Thank you for your question. I look forward to working with you to provide you the information you are seeking for educational purposes only.
Under VA law, absent a will to the contrary, without a surviving current spouse, your brother's children are the sole heirs to his estate with rights to that estate. Legally, even as executor of your parent's estate, you do not have a right to see what is in your brother's estate. If there was perhaps an insurance policy with your brother as beneficiary and your parents as insured, that would still go to your niece. However, typically, without a will, she gets his whole estate (presuming she is only child, which is easier for now, but you understand if he had multiple children the same applies and they share their father's estate equally).
If she has something that she needs from your mother, as you are executor, she needs to make the request to you in writing. If you choose not to provide it you can force her to go to court to get a court order (since we have no idea why she needs it I could not even guess).
As estate administrator, you do not have the right to know anything unless there was something that was supposed to go to your mother's estate.

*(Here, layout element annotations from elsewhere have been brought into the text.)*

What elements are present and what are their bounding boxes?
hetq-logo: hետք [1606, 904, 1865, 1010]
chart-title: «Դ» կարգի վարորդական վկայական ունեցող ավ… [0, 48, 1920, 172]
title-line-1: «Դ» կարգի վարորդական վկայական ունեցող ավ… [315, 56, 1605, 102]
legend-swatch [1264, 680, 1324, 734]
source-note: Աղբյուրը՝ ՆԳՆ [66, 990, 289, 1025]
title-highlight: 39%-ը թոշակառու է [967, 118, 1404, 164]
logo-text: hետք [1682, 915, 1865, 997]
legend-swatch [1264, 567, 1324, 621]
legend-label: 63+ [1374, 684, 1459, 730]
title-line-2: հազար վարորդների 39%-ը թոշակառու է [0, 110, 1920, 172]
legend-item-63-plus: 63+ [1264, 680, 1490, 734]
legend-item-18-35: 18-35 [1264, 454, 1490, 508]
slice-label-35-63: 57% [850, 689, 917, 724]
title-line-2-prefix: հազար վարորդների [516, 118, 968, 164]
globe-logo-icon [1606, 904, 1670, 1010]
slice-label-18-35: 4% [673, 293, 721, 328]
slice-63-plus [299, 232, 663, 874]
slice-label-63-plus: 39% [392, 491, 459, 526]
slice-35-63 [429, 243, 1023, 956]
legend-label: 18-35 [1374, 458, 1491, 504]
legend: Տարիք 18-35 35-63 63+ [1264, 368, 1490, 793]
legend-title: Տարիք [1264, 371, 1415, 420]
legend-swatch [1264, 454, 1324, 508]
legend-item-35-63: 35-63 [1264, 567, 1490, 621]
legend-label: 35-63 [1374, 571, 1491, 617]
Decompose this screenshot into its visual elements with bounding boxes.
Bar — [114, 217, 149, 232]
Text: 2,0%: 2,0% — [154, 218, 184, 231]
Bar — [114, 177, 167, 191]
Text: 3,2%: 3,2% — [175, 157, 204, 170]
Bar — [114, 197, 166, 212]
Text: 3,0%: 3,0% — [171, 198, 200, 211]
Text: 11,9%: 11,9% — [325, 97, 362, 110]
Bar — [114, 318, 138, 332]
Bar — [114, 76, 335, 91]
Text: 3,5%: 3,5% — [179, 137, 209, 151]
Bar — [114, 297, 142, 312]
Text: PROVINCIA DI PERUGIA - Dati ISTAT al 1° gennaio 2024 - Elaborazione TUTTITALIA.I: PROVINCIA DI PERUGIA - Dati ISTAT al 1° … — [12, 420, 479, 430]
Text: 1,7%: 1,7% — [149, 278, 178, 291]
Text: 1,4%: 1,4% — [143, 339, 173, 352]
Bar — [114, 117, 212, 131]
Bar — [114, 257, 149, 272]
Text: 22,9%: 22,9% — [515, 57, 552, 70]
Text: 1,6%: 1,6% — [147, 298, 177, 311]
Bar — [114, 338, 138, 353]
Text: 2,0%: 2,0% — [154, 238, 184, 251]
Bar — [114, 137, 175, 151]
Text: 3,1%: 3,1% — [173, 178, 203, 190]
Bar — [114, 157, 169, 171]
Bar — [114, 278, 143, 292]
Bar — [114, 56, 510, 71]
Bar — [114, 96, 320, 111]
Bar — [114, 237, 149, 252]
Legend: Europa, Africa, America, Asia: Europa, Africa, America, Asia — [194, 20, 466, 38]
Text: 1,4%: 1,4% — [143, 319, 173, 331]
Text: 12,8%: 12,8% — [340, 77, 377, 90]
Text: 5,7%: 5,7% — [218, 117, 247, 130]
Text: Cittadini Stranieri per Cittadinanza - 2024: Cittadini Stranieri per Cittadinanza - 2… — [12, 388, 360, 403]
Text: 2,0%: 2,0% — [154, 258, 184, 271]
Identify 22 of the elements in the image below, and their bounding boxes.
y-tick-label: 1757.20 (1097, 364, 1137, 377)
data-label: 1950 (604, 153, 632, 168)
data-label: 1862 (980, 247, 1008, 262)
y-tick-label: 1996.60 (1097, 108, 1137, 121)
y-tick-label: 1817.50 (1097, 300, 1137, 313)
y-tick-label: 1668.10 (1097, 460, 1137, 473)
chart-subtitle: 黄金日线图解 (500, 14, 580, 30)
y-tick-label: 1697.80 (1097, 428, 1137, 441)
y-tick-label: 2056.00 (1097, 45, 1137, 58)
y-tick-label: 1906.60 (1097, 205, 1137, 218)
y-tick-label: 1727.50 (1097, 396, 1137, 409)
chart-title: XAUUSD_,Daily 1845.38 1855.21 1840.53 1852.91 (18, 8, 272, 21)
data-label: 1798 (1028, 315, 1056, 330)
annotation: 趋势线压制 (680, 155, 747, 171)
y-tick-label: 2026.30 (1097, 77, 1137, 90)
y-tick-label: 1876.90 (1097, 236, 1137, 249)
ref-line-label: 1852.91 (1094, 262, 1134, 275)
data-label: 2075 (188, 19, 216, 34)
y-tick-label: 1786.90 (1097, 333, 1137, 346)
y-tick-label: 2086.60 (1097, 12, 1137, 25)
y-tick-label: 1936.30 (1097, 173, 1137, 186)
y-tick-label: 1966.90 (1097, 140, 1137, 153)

It is likely your brother may have had an insurance policy or something naming your mother as beneficiary, but if the beneficiary dies before your brother, then that beneficiary grant is void and whatever it was granted to your mom goes into your brother's estate, it would not go to your mother's estate because she died before your brother.
If you refuse to provide the death certificate, she can actually petition the court for an order to get a copy from the department of vital records without your consent and the court will grant it.